To minimize the chances of such hydrogen accumulation, the NRC has suggested U.S. reactors strengthen vents to ensure that they could be used to relieve such a dangerous buildup of pressure. After all, the accretion of hydrogen could also raise pressures above the design limits of the safety systems. Fukushima Daiichi actually had such hardened vents, which either failed to operate or were not used soon enough to prevent the explosions. One problem may have been that the vents require electricity to operate—and at that point the stricken nuclear power plant had none.
"The NRC is implementing a [recommendation] to enhance the vents by making them 'reliable' under adverse conditions," such as a loss of electricity, says NRC spokesman Scott Burnell. And the agency concludes that such voluntary improvements provide "appropriate protection" of public health and safety. Beyond that, new rules are expected to address any lessons learned from the Fukushima nuclear crisis.
Regardless of the ability of the vents to function appropriately, one clear difference exists between the operation of such boiling-water reactors in the U.S. versus those in Japan—in the U.S., reactor operators have the authority to vent radioactive steam or hydrogen gas as conditions warrant. The employees of the Tokyo Electric Power Co. (TEPCO), which ran Fukushima Daiichi, appear to have required or at least sought government authorization to do so. "They were concerned venting might allow a flow of radioactive materials into the air, and they had not yet fully evacuated the area," explains mechanical engineer Vijay Nilekani of the Nuclear Energy Institute (NEI), an industry group. By the time evacuations and authorizations had taken place, "they had damaged the core and were venting hydrogen that caused explosions," Nilekani explains. "If you don't damage your core, you do not produce the large amounts of hydrogen that resulted in detonation."
In addition, it remains unclear how the hydrogen got from the sealed area containing the reactor vessel into the surrounding building—and then built up in sufficient quantities to explode. One suggestion is that the enormous pressures generated by the boiling steam opened gaps around bolts that allowed the hydrogen to escape or that the vents themselves leaked.
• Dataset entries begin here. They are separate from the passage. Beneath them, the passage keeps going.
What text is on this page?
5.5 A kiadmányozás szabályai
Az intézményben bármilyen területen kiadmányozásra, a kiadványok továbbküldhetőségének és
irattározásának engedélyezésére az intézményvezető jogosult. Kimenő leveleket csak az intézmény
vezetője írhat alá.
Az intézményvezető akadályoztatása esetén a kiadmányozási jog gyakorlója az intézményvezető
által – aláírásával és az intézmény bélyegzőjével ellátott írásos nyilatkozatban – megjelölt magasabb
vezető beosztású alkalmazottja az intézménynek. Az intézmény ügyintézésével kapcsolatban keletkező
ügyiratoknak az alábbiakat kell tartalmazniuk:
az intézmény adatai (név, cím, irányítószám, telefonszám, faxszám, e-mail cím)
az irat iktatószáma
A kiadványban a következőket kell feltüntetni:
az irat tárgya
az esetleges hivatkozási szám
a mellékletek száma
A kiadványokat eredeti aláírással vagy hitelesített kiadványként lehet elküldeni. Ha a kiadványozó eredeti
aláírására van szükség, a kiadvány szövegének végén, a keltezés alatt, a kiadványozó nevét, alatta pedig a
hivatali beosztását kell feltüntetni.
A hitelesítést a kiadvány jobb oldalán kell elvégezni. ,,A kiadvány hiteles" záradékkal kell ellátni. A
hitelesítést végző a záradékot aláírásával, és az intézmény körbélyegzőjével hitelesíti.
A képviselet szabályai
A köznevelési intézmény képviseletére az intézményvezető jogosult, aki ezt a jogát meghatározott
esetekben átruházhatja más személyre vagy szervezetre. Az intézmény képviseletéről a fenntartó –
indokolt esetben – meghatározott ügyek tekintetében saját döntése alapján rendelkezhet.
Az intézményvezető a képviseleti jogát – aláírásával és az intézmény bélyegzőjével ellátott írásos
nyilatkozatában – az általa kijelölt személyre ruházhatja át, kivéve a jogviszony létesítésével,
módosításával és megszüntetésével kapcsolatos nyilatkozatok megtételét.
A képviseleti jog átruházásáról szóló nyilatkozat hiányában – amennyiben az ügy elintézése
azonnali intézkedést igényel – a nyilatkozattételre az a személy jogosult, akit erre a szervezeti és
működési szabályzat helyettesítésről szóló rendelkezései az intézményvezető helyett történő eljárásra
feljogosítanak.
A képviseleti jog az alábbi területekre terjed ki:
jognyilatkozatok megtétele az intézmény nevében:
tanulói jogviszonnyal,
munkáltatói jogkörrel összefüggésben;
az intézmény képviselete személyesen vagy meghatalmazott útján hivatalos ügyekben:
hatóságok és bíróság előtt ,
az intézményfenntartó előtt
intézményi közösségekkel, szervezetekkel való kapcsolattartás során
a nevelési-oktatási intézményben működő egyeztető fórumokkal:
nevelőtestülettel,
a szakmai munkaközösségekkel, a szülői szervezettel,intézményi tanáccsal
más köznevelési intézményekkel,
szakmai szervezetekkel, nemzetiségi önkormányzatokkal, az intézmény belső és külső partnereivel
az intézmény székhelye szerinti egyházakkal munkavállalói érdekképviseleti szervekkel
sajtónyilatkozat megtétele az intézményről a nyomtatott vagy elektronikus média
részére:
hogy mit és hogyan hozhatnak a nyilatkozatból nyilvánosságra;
Such problems have long been an issue with the Mark I, the "safety disadvantages" of which were highlighted in an internal memo at the U.S. Atomic Energy Commission —the precursor to the NRC—as far back as 1972. The NRC nonetheless permits its use because "the Mark I can survive long enough to allow for actions that keep the public safe in the event of a radioactive release," Burnell says. In other words, there would be time to evacuate or take other safety precautions.
Modeling the worst
To make that judgment, the NRC relies on computer modeling, the most recent of which is known as State-of-the-Art Reactor Consequence Analyses. That modeling took two representative nuclear power plants in the U.S.—a pressurized-water reactor from the Surry Power Station in Virginia and a boiling-water reactor from Peach Bottom Atomic Power Station in Pennsylvania—and attempted to assess what would happen in a severe accident, such as the loss of all electric power as a result of an earthquake, among other scenarios.